Credit and financial experts recommend taking advantage of your three free credit reports each year. You get one free credit report from each of the three credit reporting bureaus each year, but when should you pull those reports and what do you do with the information in them once you have them?
How to get your credit report:
Get your federally guaranteed free credit report from the annual credit request service, AnnualCreditReport.com. The Fair and Accurate Credit Transactions Act (FACTA) guarantees one free consumer credit report from each of three credit reporting agencies each year.
When to get your credit report:
• Stagger them for year-round free credit monitoring. Unless you are making a major purchase, suspect identity theft or are applying for a job, space them out every four months or so.
• If you are planning to apply for credit for a major purchase (like a home or car), check your credit to make sure that there are no errors on your record. If there was an error, after you get the mistake fixed, check your credit again to make sure that the mistake has been removed.
• If you applied for credit and were denied, you’ll want to check your credit report to find out why. Also ask the creditor with which you applied why you were denied.
• If you are applying for a job, especially one where personal credit is an important factor (like in the financial or government sectors), pull a report.

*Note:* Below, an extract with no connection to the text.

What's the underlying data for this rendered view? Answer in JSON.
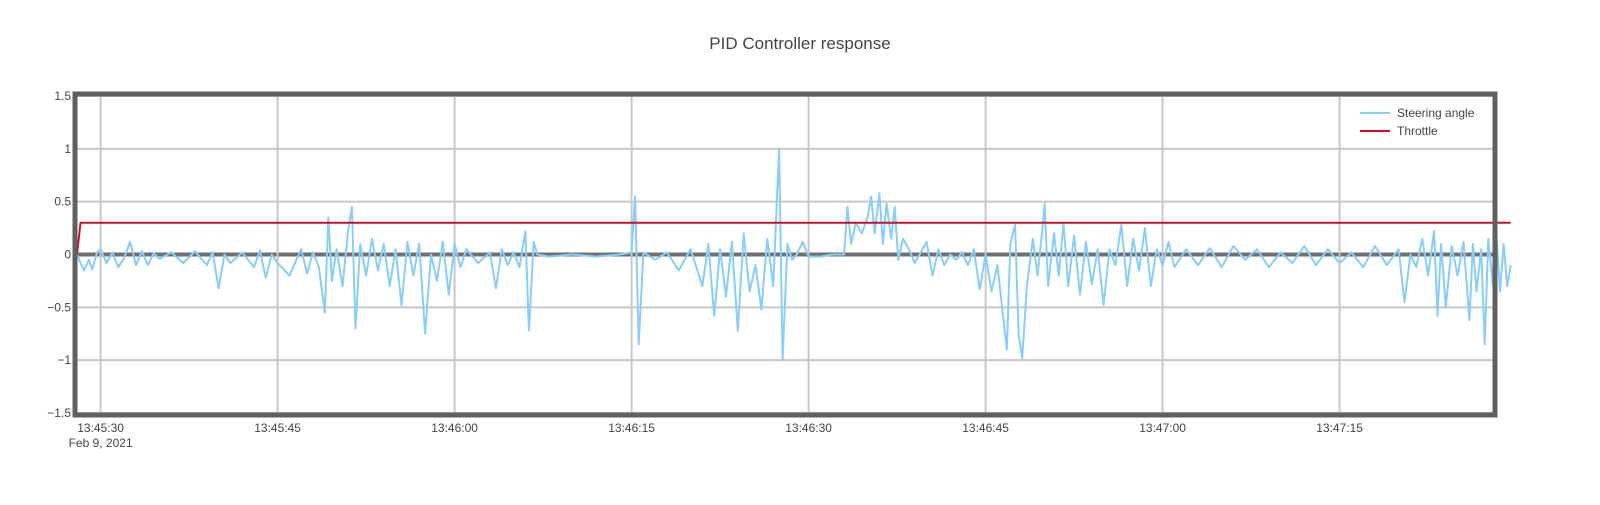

• Some states guarantee their residents more than the federal one per year per agency, for ongoing credit monitoring. If you live in Colorado, Maine, Maryland, Massachusetts, New Jersey or Vermont you get two reports per agency (six free reports) every year – so you can get one every other month. If you live in Georgia, you are guaranteed three reports per agency (nine free reports) - so you can check your credit report every six weeks or so.
How to get help with understanding credit and credit scores:
• Hire a professional to be your credit monitor. Some credit bureaus give you your score when you sign up for a monitoring service package.
• Try a free online score estimator. You anonymously answer key questions about your current and past credit, number of credit cards, home/auto loans, payment history, credit balances, etc., and you can get an estimate of your score.
• Take advantage of free advice. Credit counselors at national, reputable organizations can provide free advice and help you better understand your credit report. Check your local library, too, for credit counseling courses, programs or services in your area that can help.